When does projecting a lattice onto a subspace give another lattice?

Question

For a lattice $L$ and vector $v$ in $\mathbb{R}^n$ take $L\backslash v := \{l-(\textstyle \frac{v^\dagger l}{\|v\|^2})v: l\in L\}.$ When is $L\backslash v$ a lattice?

Answer 1

Let $p\colon \Bbb R^n\to \Bbb R^{n-1}$ be a linear map of rank $n-1$. and $L\subset \Bbb R^n$ a lattice. We wonder when $p(L)$ is a lattice in $\Bbb R^{n-1}$.

Pick a basis $e_1,\ldots, e_n$ of $L$. Then the $p(e_i)$ span $\Bbb R^{n-1}$, but are linearly dependent in an essentially unique way, $$\tag1 c_1p(e_1)+\ldots +c_np(e_n)=0$$ with not all $c_i=0$. We may assume wlog. that $c_n=1$.

If all $c_i$ are rational, say $c_i=\frac {a_i}{b_i}$ with $a_i\in\Bbb Z$, $b_i\in\Bbb N$, then $p(L)$ is contained in $L':=\frac {p(e_1)}{b_1}\Bbb Z+\ldots + \frac {p(e_{n-1})}{b_{n-1}}\Bbb Z$. As the listed vectors span $\Bbb R^{n-1}$, $L'$ is a lattice and $L$ then is a sublattice of it.

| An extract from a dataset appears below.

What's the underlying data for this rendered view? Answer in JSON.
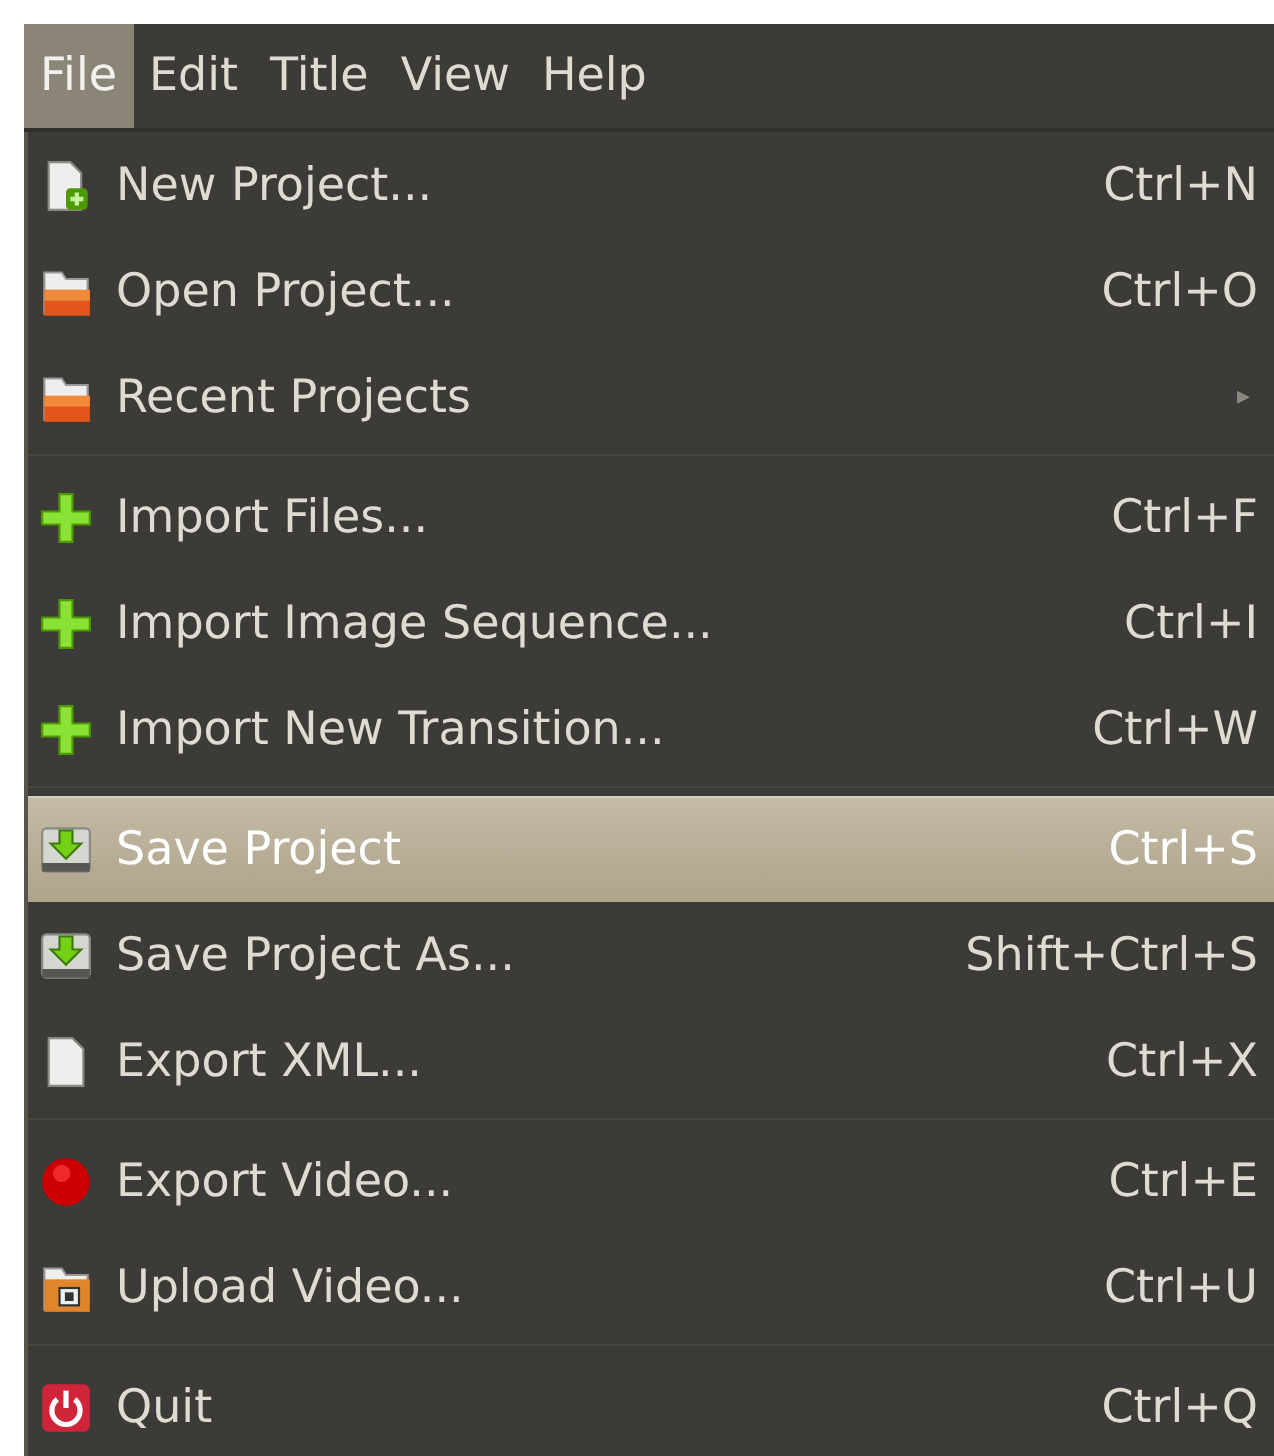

On the other hand, if $p(L)$ is a lattice than there is a linear dependence among $p(e_1),\ldots,p(e_n)$ that has only rational coefficients. By the essential uniqueness of $(1)$, it follows that the $c_i$ are rational.

We conclude that $p(L)$ is a lattice if and only if the coefficients in the produced linear dependency $(1)$ are (after normalizing) rational. In the setting of the OP, we find the $c_i$ by expressing the projecting vector $v$ because $v=\sum c_ie_i$ turns intor $0= \sum c_ip(e_i)$. The rationality criterion is then equivalent to the following:

$L\setminus v =p(L)$ is a lattice if and only if $v$ is a multiple of a lattice vector.